By comparison to the calculated 4–6 Tg of CH4 released annually from the study area, global natural gas drilling has been estimated to release 45 Tg of CH4 per year, of which the U.S. natural gas industry alone has been credited with 6 ± 2 Tg of CH4 per year. These results show that the southwestern states account for a significant portion of U.S. CH4 release from natural gas sources. Because only 37% of the U.S. natural gas industry is located in Texas, Oklahoma, and Kansas, with another 25% offshore in the Gulf of Mexico, our results suggest that the actual CH4 emissions from the fossil fuel industries may be larger than currently estimated.
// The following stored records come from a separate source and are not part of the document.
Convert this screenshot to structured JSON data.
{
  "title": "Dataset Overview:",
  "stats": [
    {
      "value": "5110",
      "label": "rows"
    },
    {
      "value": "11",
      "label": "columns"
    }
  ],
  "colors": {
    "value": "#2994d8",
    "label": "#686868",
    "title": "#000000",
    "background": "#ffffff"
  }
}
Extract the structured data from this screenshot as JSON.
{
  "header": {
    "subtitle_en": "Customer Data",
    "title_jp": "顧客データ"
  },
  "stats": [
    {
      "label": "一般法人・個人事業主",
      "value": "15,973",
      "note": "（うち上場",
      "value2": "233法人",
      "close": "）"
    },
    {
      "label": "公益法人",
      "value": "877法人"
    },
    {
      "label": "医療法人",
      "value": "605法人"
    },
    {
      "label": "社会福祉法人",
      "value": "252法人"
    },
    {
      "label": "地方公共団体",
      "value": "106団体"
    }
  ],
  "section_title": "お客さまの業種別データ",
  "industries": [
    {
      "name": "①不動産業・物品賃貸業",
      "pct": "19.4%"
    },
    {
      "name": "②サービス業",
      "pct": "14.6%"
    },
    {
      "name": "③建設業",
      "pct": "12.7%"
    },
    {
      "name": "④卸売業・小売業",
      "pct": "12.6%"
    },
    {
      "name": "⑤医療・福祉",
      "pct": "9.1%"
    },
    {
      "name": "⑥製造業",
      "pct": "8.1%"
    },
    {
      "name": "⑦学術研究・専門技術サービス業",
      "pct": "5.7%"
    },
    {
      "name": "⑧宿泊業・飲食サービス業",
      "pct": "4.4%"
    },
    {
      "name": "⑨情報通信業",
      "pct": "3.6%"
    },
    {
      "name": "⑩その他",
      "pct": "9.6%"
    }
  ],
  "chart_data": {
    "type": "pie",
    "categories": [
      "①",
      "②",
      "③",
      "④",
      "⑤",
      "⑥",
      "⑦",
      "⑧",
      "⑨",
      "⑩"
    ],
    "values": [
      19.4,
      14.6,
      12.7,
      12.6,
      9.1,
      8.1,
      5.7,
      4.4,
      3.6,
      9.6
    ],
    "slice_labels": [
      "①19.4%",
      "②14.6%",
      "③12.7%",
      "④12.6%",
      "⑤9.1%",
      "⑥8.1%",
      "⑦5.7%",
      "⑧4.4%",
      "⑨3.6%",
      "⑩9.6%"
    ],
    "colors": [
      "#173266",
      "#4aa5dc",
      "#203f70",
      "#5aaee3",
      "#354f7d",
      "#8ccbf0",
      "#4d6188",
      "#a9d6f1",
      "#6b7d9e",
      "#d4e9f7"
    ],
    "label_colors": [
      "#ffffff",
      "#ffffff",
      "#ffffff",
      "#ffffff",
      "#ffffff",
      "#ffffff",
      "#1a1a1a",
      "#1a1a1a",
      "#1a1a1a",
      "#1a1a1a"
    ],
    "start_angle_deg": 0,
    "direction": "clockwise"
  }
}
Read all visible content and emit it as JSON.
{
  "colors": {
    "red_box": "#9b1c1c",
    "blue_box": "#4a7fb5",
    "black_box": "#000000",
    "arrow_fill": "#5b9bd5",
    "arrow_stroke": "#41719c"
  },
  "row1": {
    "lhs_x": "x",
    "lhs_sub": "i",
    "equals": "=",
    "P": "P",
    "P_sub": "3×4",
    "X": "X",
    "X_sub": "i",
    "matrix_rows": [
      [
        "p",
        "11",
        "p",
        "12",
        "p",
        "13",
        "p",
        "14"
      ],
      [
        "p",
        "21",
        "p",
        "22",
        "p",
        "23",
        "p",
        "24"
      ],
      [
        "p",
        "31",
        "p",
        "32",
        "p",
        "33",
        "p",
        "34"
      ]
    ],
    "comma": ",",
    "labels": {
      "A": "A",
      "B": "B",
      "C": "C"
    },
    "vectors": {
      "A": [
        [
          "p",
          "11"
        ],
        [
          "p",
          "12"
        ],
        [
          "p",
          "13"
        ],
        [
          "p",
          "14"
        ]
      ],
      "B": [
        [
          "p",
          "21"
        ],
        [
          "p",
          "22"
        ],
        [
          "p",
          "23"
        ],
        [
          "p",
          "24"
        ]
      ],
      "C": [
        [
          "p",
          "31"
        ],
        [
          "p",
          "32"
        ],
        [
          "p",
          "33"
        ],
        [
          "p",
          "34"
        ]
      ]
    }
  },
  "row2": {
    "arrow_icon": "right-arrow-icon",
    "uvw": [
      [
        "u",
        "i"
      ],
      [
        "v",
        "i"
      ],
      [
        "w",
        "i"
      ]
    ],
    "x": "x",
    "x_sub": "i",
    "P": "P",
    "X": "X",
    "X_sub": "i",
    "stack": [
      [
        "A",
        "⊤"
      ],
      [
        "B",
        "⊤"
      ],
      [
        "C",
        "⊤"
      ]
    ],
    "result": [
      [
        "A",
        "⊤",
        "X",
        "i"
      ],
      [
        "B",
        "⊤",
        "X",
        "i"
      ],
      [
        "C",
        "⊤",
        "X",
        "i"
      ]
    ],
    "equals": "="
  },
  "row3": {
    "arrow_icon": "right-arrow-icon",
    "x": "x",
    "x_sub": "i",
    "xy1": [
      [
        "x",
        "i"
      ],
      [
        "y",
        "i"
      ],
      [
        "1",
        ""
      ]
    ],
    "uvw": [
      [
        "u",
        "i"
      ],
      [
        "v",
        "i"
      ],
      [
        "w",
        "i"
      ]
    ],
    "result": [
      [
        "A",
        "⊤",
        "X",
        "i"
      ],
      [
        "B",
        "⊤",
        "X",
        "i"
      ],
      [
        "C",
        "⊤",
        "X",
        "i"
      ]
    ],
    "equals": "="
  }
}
Using similar conditions to the CH4 calculations, an emission rate of 0.3–0.5 Tg per year is calculated for ethane. By comparison, global natural gas emissions are believed to release 6 Tg of ethane yr–1 out of a global ethane budget of 13–15.5 Tg per year.

In this study, the elevated light alkane levels were measured within a region that encompasses the Anadarko Basin, which contains one of the largest natural gas and oil reserves in the continental U.S. Whereas individual sources of alkane emissions from this region (e.g., natural gas and/or oil production, natural gas storage, and perhaps natural gas seepage from the ground) are poorly quantified, sampling this region in a grid configuration was very effective in identifying locations with elevated alkane mixing ratios. Similar studies of natural gas and oil regions in other countries would help to constrain global emission estimates for methane and other light alkanes.